Celtic graphite pottery is the Polish term to describe a wheel thrown pottery which was made from clay with graphite fragments as an admixture. This is a characteristic type of ceramics for the La Tène culture whose discovery at Polish sites should be related to Celtic settlement or influences from the Celtic world. The most characteristic type is so-called graphite situla, but other vessels such as pots and bowls were also common.

== Dating ==
Graphite wheel thrown pottery occurs at Polish sites in layers dated to La Tène B to La Tène D and to the beginning of the Early Roman Period (1st century AD).

== Features ==
It is believed that adding graphite to clay makes it more resistant to high temperatures and external factors such as acids.

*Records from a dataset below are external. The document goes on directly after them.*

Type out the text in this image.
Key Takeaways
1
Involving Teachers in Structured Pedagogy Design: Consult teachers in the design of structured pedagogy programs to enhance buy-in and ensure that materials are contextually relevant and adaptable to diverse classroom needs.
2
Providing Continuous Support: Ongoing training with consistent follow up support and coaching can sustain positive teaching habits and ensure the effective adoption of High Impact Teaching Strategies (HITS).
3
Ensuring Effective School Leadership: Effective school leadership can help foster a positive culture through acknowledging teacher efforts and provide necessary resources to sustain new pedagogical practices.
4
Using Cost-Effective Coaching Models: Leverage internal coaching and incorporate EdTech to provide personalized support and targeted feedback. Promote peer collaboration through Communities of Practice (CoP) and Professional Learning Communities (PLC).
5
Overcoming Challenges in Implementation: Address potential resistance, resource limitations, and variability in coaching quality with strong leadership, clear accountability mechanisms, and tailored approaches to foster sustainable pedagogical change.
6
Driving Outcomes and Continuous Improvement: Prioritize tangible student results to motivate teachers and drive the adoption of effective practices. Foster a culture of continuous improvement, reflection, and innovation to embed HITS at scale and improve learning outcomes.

Therefore, vessels made of clay with graphite could be used both for home use as well as in specialized production workshop.

== Finds ==
Finds of this type of pottery are grouped in south-eastern Poland. Most finds come from areas near Kraków which are referred to as the so-called Celtic settlement microregion.

== Sources ==

- Kaczanowski, P., & Kozłowski, J. K. (1998). Wielka historia Polski. Najdawniejsze dzieje ziem polskich (do VII w), Tom 1.
- Poleska, P. (2006). Celtycki mikroregion osadniczy w rejonie podkrakowskim.
- Woźniak, Z. (1970). Osadnictwo celtyckie w Polsce.